Fue una desagradable sorpresa para la canciller alemana Ángela Merkel ver a su Democracia Cristiana (CDU) derrotada en comicios legislativos estatales por la agrupación derechista Alternativa para Alemania (AfD). El golpe fue mayor porque el resultado adverso se produjo en su distrito de Mecklenburg- Pomerania del Oeste.
Frente a un programa político que reafirma las conquistas de la canciller en el ámbito de la Unión Europea y acuerpa el ingreso de inmigrantes, cuyos números se componen cada vez más de sirios y norafricanos, la AfD aboga por una política de rechazo a las olas migratorias musulmanas y pregona mayor independencia de la Unión Europea.
Las recientes elecciones no afectan la mayoría firme de la CDU en el Parlamento nacional ni tampoco la prominencia europea y mundial de Merkel, pero diluyen en algún grado la imagen invencible de la canciller.
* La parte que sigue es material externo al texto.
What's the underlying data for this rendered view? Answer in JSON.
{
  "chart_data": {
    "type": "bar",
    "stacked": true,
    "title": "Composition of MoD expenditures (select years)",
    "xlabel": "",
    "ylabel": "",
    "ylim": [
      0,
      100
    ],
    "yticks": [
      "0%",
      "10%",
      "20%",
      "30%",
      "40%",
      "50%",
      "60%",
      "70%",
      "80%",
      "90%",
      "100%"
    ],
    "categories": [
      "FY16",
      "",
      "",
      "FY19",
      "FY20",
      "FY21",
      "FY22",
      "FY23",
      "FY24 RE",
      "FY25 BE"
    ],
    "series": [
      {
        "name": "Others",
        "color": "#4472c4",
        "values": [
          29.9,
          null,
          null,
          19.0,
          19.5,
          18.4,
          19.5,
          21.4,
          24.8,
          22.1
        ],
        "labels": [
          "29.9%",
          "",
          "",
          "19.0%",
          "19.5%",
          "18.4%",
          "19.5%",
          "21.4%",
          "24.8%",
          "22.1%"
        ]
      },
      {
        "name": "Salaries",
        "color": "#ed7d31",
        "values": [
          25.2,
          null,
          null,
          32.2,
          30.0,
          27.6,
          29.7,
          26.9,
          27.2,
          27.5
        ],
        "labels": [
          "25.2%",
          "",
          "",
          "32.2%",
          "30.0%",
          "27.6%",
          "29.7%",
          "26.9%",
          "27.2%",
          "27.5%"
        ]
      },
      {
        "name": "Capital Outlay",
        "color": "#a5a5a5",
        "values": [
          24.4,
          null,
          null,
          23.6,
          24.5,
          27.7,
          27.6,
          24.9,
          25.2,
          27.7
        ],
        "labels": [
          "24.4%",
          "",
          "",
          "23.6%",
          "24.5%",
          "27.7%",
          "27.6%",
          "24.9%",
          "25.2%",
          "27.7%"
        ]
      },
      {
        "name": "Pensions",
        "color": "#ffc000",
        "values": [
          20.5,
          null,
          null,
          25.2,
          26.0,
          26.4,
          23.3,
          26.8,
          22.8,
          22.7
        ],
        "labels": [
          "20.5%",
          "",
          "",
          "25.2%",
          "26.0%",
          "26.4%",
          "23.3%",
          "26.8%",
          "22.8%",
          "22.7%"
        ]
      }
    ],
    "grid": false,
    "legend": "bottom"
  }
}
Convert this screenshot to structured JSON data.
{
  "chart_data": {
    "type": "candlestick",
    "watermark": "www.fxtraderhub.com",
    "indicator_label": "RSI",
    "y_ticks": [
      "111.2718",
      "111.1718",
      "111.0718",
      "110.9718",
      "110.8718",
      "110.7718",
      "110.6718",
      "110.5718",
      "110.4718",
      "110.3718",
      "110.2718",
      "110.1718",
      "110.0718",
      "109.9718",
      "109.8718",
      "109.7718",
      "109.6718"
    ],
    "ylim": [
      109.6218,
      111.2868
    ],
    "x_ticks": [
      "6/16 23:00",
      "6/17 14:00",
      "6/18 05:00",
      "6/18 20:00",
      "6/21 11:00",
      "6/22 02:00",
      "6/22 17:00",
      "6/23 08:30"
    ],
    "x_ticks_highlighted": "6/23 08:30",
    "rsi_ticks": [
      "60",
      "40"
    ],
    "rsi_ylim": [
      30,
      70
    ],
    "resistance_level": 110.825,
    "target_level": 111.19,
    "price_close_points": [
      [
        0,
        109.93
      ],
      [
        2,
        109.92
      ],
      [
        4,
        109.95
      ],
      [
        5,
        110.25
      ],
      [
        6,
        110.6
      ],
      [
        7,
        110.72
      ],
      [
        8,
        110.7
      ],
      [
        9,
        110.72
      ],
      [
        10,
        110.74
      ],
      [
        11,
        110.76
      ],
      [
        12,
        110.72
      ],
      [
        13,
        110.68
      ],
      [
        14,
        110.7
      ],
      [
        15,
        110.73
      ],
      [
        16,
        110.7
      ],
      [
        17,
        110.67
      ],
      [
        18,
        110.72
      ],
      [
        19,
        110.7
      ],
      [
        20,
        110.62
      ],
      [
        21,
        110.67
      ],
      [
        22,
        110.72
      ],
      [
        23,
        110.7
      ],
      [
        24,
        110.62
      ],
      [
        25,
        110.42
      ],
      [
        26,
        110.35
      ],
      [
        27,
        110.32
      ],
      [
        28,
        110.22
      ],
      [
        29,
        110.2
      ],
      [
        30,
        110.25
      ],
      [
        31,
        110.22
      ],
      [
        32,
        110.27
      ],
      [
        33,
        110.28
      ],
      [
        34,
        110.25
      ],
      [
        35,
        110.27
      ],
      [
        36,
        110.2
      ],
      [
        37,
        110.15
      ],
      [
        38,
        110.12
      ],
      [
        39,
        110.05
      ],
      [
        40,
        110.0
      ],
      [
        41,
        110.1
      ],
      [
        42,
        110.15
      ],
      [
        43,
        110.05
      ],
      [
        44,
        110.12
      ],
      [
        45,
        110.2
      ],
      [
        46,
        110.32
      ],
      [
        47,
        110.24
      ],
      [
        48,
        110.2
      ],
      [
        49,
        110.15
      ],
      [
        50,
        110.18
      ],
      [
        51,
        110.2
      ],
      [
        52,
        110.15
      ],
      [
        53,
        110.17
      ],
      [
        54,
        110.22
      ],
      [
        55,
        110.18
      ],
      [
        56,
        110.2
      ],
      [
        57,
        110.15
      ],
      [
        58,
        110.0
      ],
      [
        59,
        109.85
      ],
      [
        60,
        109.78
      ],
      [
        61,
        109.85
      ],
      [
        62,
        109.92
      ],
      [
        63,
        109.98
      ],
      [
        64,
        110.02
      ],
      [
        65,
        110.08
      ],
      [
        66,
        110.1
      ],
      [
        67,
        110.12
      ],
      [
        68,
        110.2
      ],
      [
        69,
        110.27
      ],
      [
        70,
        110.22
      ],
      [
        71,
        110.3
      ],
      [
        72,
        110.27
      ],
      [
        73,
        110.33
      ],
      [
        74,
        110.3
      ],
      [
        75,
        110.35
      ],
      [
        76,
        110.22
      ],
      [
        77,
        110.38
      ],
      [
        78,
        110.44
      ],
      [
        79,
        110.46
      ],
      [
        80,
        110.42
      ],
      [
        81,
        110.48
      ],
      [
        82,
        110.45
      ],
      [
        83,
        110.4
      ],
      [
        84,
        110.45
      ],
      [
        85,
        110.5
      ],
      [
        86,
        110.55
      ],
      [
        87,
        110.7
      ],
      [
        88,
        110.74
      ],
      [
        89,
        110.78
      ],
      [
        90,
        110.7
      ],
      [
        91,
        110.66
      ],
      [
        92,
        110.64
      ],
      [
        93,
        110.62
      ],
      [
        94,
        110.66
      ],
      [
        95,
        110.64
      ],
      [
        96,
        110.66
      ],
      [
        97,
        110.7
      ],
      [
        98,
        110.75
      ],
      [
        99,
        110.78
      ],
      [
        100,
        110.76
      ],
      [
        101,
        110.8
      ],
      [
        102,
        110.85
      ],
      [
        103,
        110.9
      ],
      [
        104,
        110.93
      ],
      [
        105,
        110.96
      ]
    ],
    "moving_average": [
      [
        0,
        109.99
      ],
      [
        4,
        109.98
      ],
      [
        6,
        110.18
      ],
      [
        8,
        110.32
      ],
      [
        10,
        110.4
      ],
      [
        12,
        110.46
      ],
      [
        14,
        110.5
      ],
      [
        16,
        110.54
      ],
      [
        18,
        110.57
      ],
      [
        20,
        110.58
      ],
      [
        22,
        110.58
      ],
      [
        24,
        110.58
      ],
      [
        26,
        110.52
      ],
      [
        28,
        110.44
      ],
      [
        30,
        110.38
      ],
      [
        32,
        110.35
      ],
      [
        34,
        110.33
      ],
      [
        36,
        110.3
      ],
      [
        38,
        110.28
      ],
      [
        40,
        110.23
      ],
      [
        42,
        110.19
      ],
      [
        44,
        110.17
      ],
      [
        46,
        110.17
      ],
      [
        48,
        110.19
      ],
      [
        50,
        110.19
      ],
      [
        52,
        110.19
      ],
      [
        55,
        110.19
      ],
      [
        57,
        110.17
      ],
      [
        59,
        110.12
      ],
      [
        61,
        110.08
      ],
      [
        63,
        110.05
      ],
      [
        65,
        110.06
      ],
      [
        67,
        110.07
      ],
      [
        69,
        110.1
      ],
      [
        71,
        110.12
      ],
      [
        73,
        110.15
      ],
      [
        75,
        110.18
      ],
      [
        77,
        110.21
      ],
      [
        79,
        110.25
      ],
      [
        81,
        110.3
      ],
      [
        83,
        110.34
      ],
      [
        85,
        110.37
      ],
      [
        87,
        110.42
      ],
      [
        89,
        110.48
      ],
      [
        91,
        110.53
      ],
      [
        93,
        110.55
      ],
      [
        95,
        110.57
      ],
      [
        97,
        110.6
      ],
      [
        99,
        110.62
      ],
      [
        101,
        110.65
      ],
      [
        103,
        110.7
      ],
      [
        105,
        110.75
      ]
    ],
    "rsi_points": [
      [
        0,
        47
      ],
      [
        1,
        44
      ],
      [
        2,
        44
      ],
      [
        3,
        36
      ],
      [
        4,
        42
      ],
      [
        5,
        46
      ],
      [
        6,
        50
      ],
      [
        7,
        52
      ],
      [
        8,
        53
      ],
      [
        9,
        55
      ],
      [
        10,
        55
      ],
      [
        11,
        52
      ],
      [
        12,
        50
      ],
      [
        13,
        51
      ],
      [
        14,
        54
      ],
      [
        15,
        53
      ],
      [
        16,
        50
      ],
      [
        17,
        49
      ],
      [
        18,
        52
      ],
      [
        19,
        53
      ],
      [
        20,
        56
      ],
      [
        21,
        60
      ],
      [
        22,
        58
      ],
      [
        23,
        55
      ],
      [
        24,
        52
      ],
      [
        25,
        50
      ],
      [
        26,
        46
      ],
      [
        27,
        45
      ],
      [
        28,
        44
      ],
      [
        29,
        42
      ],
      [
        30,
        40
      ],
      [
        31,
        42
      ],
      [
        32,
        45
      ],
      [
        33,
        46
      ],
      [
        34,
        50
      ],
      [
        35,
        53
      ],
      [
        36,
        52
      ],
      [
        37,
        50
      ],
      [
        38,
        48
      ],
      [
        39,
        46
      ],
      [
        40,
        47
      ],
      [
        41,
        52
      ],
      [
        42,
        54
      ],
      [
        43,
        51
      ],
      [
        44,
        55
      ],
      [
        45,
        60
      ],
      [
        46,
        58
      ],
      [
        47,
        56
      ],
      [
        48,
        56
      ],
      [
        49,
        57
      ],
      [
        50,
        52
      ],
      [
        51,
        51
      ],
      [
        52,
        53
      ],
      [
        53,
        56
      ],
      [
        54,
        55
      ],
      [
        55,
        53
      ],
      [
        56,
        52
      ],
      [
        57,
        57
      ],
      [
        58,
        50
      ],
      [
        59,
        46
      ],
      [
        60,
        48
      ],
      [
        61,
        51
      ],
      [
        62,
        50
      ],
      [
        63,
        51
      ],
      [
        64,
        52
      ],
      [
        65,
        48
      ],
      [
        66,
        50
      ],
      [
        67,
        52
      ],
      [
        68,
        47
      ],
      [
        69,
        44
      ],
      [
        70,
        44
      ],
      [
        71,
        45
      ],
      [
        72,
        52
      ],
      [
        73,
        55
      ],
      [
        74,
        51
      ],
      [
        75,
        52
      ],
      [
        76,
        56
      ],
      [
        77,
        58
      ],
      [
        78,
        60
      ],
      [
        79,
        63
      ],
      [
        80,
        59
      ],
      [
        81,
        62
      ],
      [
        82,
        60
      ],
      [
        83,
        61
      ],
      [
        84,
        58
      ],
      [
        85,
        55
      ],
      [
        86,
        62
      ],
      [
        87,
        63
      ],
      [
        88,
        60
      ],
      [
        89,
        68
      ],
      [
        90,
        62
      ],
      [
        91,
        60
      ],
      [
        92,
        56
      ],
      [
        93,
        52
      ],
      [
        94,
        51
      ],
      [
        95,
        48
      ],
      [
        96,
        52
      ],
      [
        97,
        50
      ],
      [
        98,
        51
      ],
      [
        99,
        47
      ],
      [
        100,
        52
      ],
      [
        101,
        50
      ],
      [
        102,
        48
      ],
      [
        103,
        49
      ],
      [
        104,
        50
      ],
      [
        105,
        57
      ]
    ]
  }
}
De esta manera, los comicios en Mecklenburg- Pomerania del Oeste proyectan una sombra sobre las aspiraciones de Merkel de conseguir un cuarto mandato en las elecciones federales del año entrante.
También inquieta constatar en Alemania el fortalecimiento de las tendencias derechistas visibles en toda Europa. Hasta hace poco, los principales partidos de la Europa Continental lideraron un cómodo consenso sobre los méritos de la integración europea, que incluye fronteras abiertas, libre comercio y una moneda común. Ese consenso enfrenta hoy el desafío de ciudadanos insatisfechos con los resultados percibidos.
Muchos se quejan de la soberanía supuestamente cedida a Bruselas y al propio Berlín. El creciente descontento con las olas migratorias musulmanas también pone a la Unión en el papel de villano y los grupos de derecha la responsabilizan del descontrol de las fronteras.
La mezcla de esos elementos ha sido aprovechada por movimientos extremistas en Austria, donde el populista Partido de la Libertad estuvo a milímetros de designar al nuevo presidente; en Eslovaquia, donde una agrupación xenófoba, que aplaude la colaboración con los nazis en la Segunda Guerra Mundial, obtuvo sus primeros puestos en el Parlamento; en Polonia, donde un exroquero atrajo masas de simpatizantes con sus consignas antidemocráticas y en Hungría, donde el autoritarismo de Viktor Orban se hace cada vez más evidente.
La ola extremista también se manifiesta en Francia, con el Frente Nacional de Marine Le Pen y en Holanda, con el Partido de la Libertad del polémico Geert Wilders. En Alemania, las filas de la intolerancia vienen creciendo desde que el país sintió los primeros impactos de la crisis migratoria y ahora se manifiesta en el propio patio de la canciller.
Los sentimientos que impelen el rápido crecimiento del descontento incluyen la caracterización de Alemania como colonia gobernada por Estados Unidos y la pérdida de identidad pero, sobre todo, se nutren del rechazo a la inmigración, como en las naciones vecinas.
En esos países, donde partidos afines ya han conseguido números significativos en los parlamentos y hasta control del ejecutivo, las transformaciones no se han hecho esperar. En Austria está a punto de adoptarse un decreto de emergencia que frenaría la concesión de asilos. Polonia estudia una medida similar. Hungría ya cerró su frontera. En Gran Bretaña hay quienes exigen la erección de un muro de cuatro metros de altura y un kilómetro de largo frente al puerto francés de Calais para evitar el ingreso de los migrantes.
Cada día, la geografía europea se torna más hostil y aumentan los controles y frenos a los migrantes, que se trasladan a otras fronteras vecinas. El número de tales destinos se reduce apresuradamente. Queda un sabor amargo. En todas partes hay descendientes de quienes alguna vez necesitaron huir de la miseria, de guerras y dictaduras. También hay memoria histórica de las tragedias desatadas por el nacionalismo radical en épocas no muy lejanas y existe, por sobre todo, una crisis humanitaria actual y apremiante.